BRUSSELS/FRANKFURT/PARIS (dpa-AFX) - European stocks closed on a firm note on Wednesday after the European Commission hiked its growth forecasts for the euro area.
A fairly positive trend on Wall Street and lower bond yields contributed as well to the gains in European markets.
Worries about the spread of the delta variant of the coronavirus, inflation concerns and likely tapering of asset buying program by the Federal Reserve sometime sooner than later weighed on sentiment, but did not adversely impact the markets today.
Investors awaited the release of the minutes of the Federal Reserve meeting later today, which could reveal more hawkish ideas for interest rates.
The pan European Stoxx 600 climbed 0.78%. The U.K.'s FTSE 100 surged up 0.71%, Germany's DAX gained 1.17% and France's CAC 40 advanced 0.31%, while Switzerland's SMI ended 1.01% up.
Among other markets in Europe, Belgium, Czech Republic, Denmark, Finland, Ireland, Netherlands, Poland, Portugal, Russia, Sweden and Turkey closed notably higher.
Greece, Iceland and Norway ended weak, while Austria and Spain settled flat.
In the UK market, BHP Group, Anglo American Plc, Glencore, Rio Tinto, Antofagasta, Rentokil Initial, Ashtead Group, Experian, Evraz, Berkeley Group, Smith (DS), Severn Trent, Spirax-Sarco Engineering, Johnson Matthey and Sainsbury (J) gained 1.8 to 3.2%.
Shares of British money transfer start-up Wise soared 10% on debut.
Informa, Entain, IAG, Rolls-Royce Holdings and Flutter Entertainment declined sharply.
In France, Essilor and Saint Gobain ended stronger by about 2.3% and 2%, respectively. Capgemini, Kering, Teleperformance and Dassault Systemes also ended notably higher.
Technip declined more than 3%. Renault, Safran, BNP Paribas, Valeo, Air France-KLM, Societe Generale and Airbus Group lost 1 to 2%.
In the German market, HeidelbergCement rallied more than 4%. SAP gained about 3.3%, while E.ON, RWE, Adidas, Merck, Volkswagen, Beiersdorf, Deutsche Telekom and Puma gained 1 to 2.5%.
Deutsche Bank, Daimler, BMW and Lufthansa closed weak.
In economic news, the European Commission raised the growth forecast for the euro area and warned that inflation could be higher than expected if supply constraints persist.
Eurozone is set to grow 4.8% this year, the executive arm of the EU said in its latest summer projections. That is stronger than the spring projection of 4.3%. The outlook for next year was raised to 4.5% from 4.3%.
The EU growth outlook for this year was boosted to 4.8% from 4.2%. The projection for next year was raised to 4.5% from 4.4%.
The average inflation forecast for the euro area was raised to 1.9% from 1.7% projected earlier. The outlook for next year was lifted to 1.4% from 1.3%.

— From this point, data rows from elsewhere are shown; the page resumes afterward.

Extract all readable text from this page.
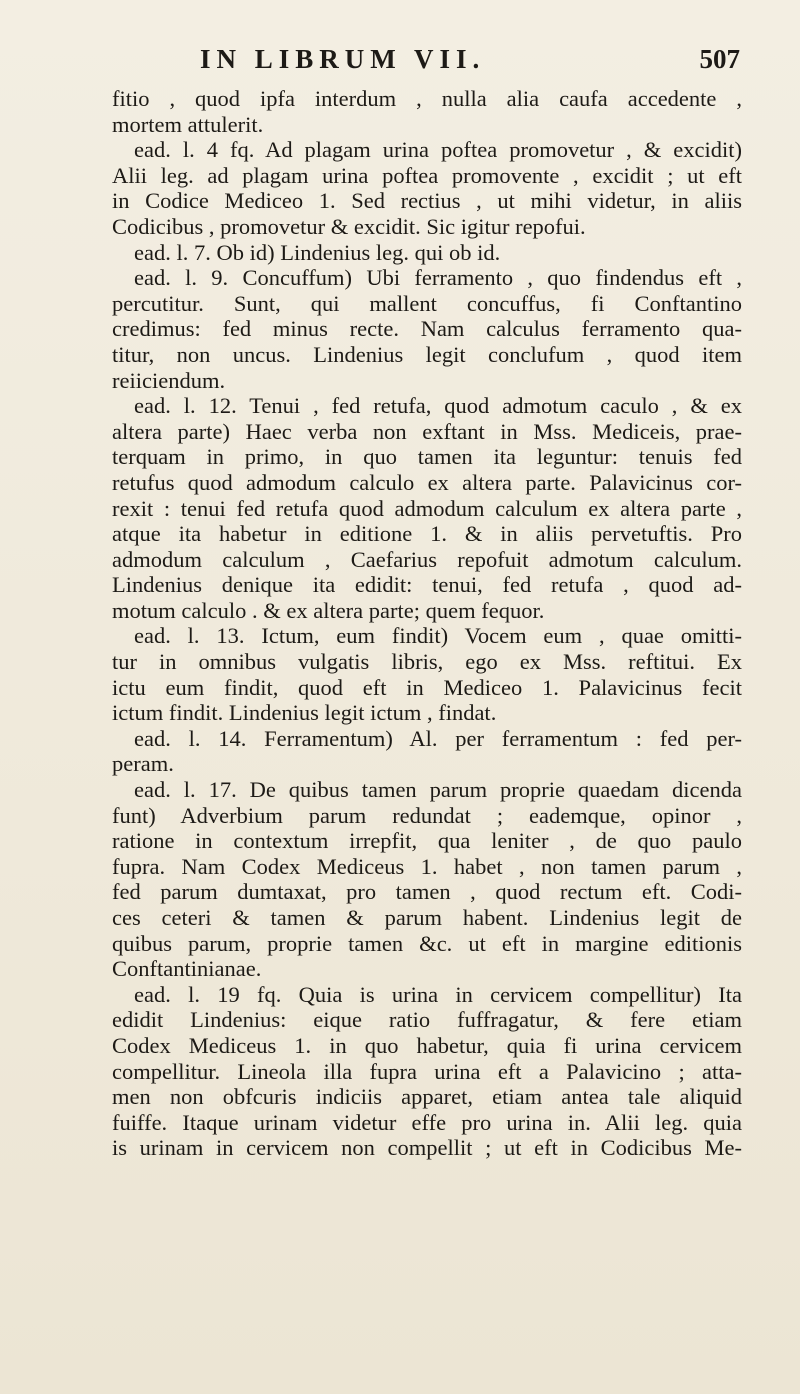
IN LIBRUM VII.	507
fitio , quod ipfa interdum , nulla alia caufa accedente ,
mortem attulerit.
ead. l. 4 fq. Ad plagam urina poftea promovetur , & excidit)
Alii leg. ad plagam urina poftea promovente , excidit ; ut eft
in Codice Mediceo 1. Sed rectius , ut mihi videtur, in aliis
Codicibus , promovetur & excidit. Sic igitur repofui.
ead. l. 7. Ob id) Lindenius leg. qui ob id.
ead. l. 9. Concuffum) Ubi ferramento , quo findendus eft ,
percutitur. Sunt, qui mallent concuffus, fi Conftantino
credimus: fed minus recte. Nam calculus ferramento qua-
titur, non uncus. Lindenius legit conclufum , quod item
reiiciendum.
ead. l. 12. Tenui , fed retufa, quod admotum caculo , & ex
altera parte) Haec verba non exftant in Mss. Mediceis, prae-
terquam in primo, in quo tamen ita leguntur: tenuis fed
retufus quod admodum calculo ex altera parte. Palavicinus cor-
rexit : tenui fed retufa quod admodum calculum ex altera parte ,
atque ita habetur in editione 1. & in aliis pervetuftis. Pro
admodum calculum , Caefarius repofuit admotum calculum.
Lindenius denique ita edidit: tenui, fed retufa , quod ad-
motum calculo . & ex altera parte; quem fequor.
ead. l. 13. Ictum, eum findit) Vocem eum , quae omitti-
tur in omnibus vulgatis libris, ego ex Mss. reftitui. Ex
ictu eum findit, quod eft in Mediceo 1. Palavicinus fecit
ictum findit. Lindenius legit ictum , findat.
ead. l. 14. Ferramentum) Al. per ferramentum : fed per-
peram.
ead. l. 17. De quibus tamen parum proprie quaedam dicenda
funt) Adverbium parum redundat ; eademque, opinor ,
ratione in contextum irrepfit, qua leniter , de quo paulo
fupra. Nam Codex Mediceus 1. habet , non tamen parum ,
fed parum dumtaxat, pro tamen , quod rectum eft. Codi-
ces ceteri & tamen & parum habent. Lindenius legit de
quibus parum, proprie tamen &c. ut eft in margine editionis
Conftantinianae.
ead. l. 19 fq. Quia is urina in cervicem compellitur) Ita
edidit Lindenius: eique ratio fuffragatur, & fere etiam
Codex Mediceus 1. in quo habetur, quia fi urina cervicem
compellitur. Lineola illa fupra urina eft a Palavicino ; atta-
men non obfcuris indiciis apparet, etiam antea tale aliquid
fuiffe. Itaque urinam videtur effe pro urina in. Alii leg. quia
is urinam in cervicem non compellit ; ut eft in Codicibus Me-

German industrial production fell 0.3% month-on-month in May, the same pace of decline as seen in April, data from Destatis revealed. Economists had forecast output to grow 0.5%.
On a yearly basis, industrial output growth moderated to 17.3% from 27.6% a month ago.
France trade deficit widened to a nine-month high in May and the current account deficit increased, official data showed. The trade deficit increased to EUR 6.8 billion in May from EUR 6.33 billion in April, customs office said. This was the biggest shortfall since August 2020, when the deficit was EUR 7.08 billion.
U.K. house prices dropped for the first time in five months in June as the government phases out stamp duty holiday, data from Lloyds Bank subsidiary Halifax and IHS Markit showed.
House prices decreased 0.5% on a monthly basis in June, reversing a 1.2% rise in May.
UK labor productivity recovered in the first quarter, data from the Office for National Statistics showed. Output per hour grew 0.9% quarter-on-year, following a 0.7% fall in the fourth quarter.